RICHMOND, Va. (WRIC) – Virginia’s registered voter list was shared with someone in early March, a disclosure of people’s personal information the state said was “not the work of a malicious actor or a system failure” but “human error.”

The Department of Elections (ELECT) said on March 6 an employee accidentally sent Virginia’s list of registered voters, including people’s personal information, to someone who had requested a district’s voting history.

“The incident was caused by human error and there is no reason to believe that the disclosed data will be used for fraudulent purposes,” the state agency said in a statement on April 14, more than a month after the data was shared. “The department has determined that the incident is not the work of a malicious actor or a system failure.”

The unidentified recipient contacted the department immediately, the data was destroyed and the inspector general’s office investigated, the state agency said in its statement.
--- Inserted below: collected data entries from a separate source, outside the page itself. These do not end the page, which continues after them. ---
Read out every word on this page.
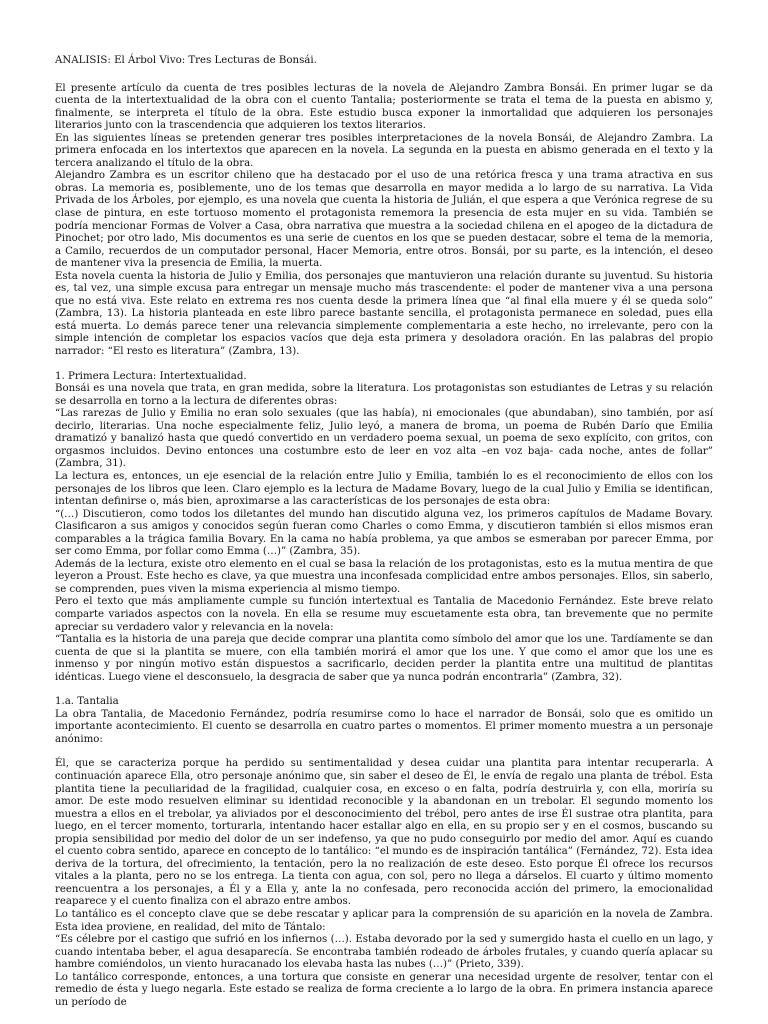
ANALISIS: El Árbol Vivo: Tres Lecturas de Bonsái.

El presente artículo da cuenta de tres posibles lecturas de la novela de Alejandro Zambra Bonsái. En primer lugar se da cuenta de la intertextualidad de la obra con el cuento Tantalia; posteriormente se trata el tema de la puesta en abismo y, finalmente, se interpreta el título de la obra. Este estudio busca exponer la inmortalidad que adquieren los personajes literarios junto con la trascendencia que adquieren los textos literarios.

En las siguientes líneas se pretenden generar tres posibles interpretaciones de la novela Bonsái, de Alejandro Zambra. La primera enfocada en los intertextos que aparecen en la novela. La segunda en la puesta en abismo generada en el texto y la tercera analizando el título de la obra.

Alejandro Zambra es un escritor chileno que ha destacado por el uso de una retórica fresca y una trama atractiva en sus obras. La memoria es, posiblemente, uno de los temas que desarrolla en mayor medida a lo largo de su narrativa. La Vida Privada de los Árboles, por ejemplo, es una novela que cuenta la historia de Julián, el que espera a que Verónica regrese de su clase de pintura, en este tortuoso momento el protagonista rememora la presencia de esta mujer en su vida. También se podría mencionar Formas de Volver a Casa, obra narrativa que muestra a la sociedad chilena en el apogeo de la dictadura de Pinochet; por otro lado, Mis documentos es una serie de cuentos en los que se pueden destacar, sobre el tema de la memoria, a Camilo, recuerdos de un computador personal, Hacer Memoria, entre otros. Bonsái, por su parte, es la intención, el deseo de mantener viva la presencia de Emilia, la muerta.

Esta novela cuenta la historia de Julio y Emilia, dos personajes que mantuvieron una relación durante su juventud. Su historia es, tal vez, una simple excusa para entregar un mensaje mucho más trascendente: el poder de mantener viva a una persona que no está viva. Este relato en extrema res nos cuenta desde la primera línea que “al final ella muere y él se queda solo” (Zambra, 13). La historia planteada en este libro parece bastante sencilla, el protagonista permanece en soledad, pues ella está muerta. Lo demás parece tener una relevancia simplemente complementaria a este hecho, no irrelevante, pero con la simple intención de completar los espacios vacíos que deja esta primera y desoladora oración. En las palabras del propio narrador: “El resto es literatura” (Zambra, 13).

1. Primera Lectura: Intertextualidad.

Bonsái es una novela que trata, en gran medida, sobre la literatura. Los protagonistas son estudiantes de Letras y su relación se desarrolla en torno a la lectura de diferentes obras:

“Las rarezas de Julio y Emilia no eran solo sexuales (que las había), ni emocionales (que abundaban), sino también, por así decirlo, literarias. Una noche especialmente feliz, Julio leyó, a manera de broma, un poema de Rubén Darío que Emilia dramatizó y banalizó hasta que quedó convertido en un verdadero poema sexual, un poema de sexo explícito, con gritos, con orgasmos incluidos. Devino entonces una costumbre esto de leer en voz alta –en voz baja- cada noche, antes de follar” (Zambra, 31).

La lectura es, entonces, un eje esencial de la relación entre Julio y Emilia, también lo es el reconocimiento de ellos con los personajes de los libros que leen. Claro ejemplo es la lectura de Madame Bovary, luego de la cual Julio y Emilia se identifican, intentan definirse o, más bien, aproximarse a las características de los personajes de esta obra:

“(…) Discutieron, como todos los diletantes del mundo han discutido alguna vez, los primeros capítulos de Madame Bovary. Clasificaron a sus amigos y conocidos según fueran como Charles o como Emma, y discutieron también si ellos mismos eran comparables a la trágica familia Bovary. En la cama no había problema, ya que ambos se esmeraban por parecer Emma, por ser como Emma, por follar como Emma (…)” (Zambra, 35).

Además de la lectura, existe otro elemento en el cual se basa la relación de los protagonistas, esto es la mutua mentira de que leyeron a Proust. Este hecho es clave, ya que muestra una inconfesada complicidad entre ambos personajes. Ellos, sin saberlo, se comprenden, pues viven la misma experiencia al mismo tiempo.

Pero el texto que más ampliamente cumple su función intertextual es Tantalia de Macedonio Fernández. Este breve relato comparte variados aspectos con la novela. En ella se resume muy escuetamente esta obra, tan brevemente que no permite apreciar su verdadero valor y relevancia en la novela:

“Tantalia es la historia de una pareja que decide comprar una plantita como símbolo del amor que los une. Tardíamente se dan cuenta de que si la plantita se muere, con ella también morirá el amor que los une. Y que como el amor que los une es inmenso y por ningún motivo están dispuestos a sacrificarlo, deciden perder la plantita entre una multitud de plantitas idénticas. Luego viene el desconsuelo, la desgracia de saber que ya nunca podrán encontrarla” (Zambra, 32).

1.a. Tantalia

La obra Tantalia, de Macedonio Fernández, podría resumirse como lo hace el narrador de Bonsái, solo que es omitido un importante acontecimiento. El cuento se desarrolla en cuatro partes o momentos. El primer momento muestra a un personaje anónimo:

Él, que se caracteriza porque ha perdido su sentimentalidad y desea cuidar una plantita para intentar recuperarla. A continuación aparece Ella, otro personaje anónimo que, sin saber el deseo de Él, le envía de regalo una planta de trébol. Esta plantita tiene la peculiaridad de la fragilidad, cualquier cosa, en exceso o en falta, podría destruirla y, con ella, moriría su amor. De este modo resuelven eliminar su identidad reconocible y la abandonan en un trebolar. El segundo momento los muestra a ellos en el trebolar, ya aliviados por el desconocimiento del trébol, pero antes de irse Él sustrae otra plantita, para luego, en el tercer momento, torturarla, intentando hacer estallar algo en ella, en su propio ser y en el cosmos, buscando su propia sensibilidad por medio del dolor de un ser indefenso, ya que no pudo conseguirlo por medio del amor. Aquí es cuando el cuento cobra sentido, aparece en concepto de lo tantálico: “el mundo es de inspiración tantálica” (Fernández, 72). Esta idea deriva de la tortura, del ofrecimiento, la tentación, pero la no realización de este deseo. Esto porque Él ofrece los recursos vitales a la planta, pero no se los entrega. La tienta con agua, con sol, pero no llega a dárselos. El cuarto y último momento reencuentra a los personajes, a Él y a Ella y, ante la no confesada, pero reconocida acción del primero, la emocionalidad reaparece y el cuento finaliza con el abrazo entre ambos.

Lo tantálico es el concepto clave que se debe rescatar y aplicar para la comprensión de su aparición en la novela de Zambra. Esta idea proviene, en realidad, del mito de Tántalo:

“Es célebre por el castigo que sufrió en los infiernos (…). Estaba devorado por la sed y sumergido hasta el cuello en un lago, y cuando intentaba beber, el agua desaparecía. Se encontraba también rodeado de árboles frutales, y cuando quería aplacar su hambre comiéndolos, un viento huracanado los elevaba hasta las nubes (…)” (Prieto, 339).

Lo tantálico corresponde, entonces, a una tortura que consiste en generar una necesidad urgente de resolver, tentar con el remedio de ésta y luego negarla. Este estado se realiza de forma creciente a lo largo de la obra. En primera instancia aparece un período de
The department added that there is no indication the data was further shared or downloaded.

“ELECT followed proper procedures for evaluation and disclosure of the incident to law enforcement,” the department said in a statement.

The disclosure has led to immediate changes within the department “to strengthen its security processes for fulfilling data requests of this type,” according to the state.

The state elections department said it has re-trained employees, reassigned its data-sharing-related tasks, tightened its data-sharing rules and access has been moved from the department that made the error.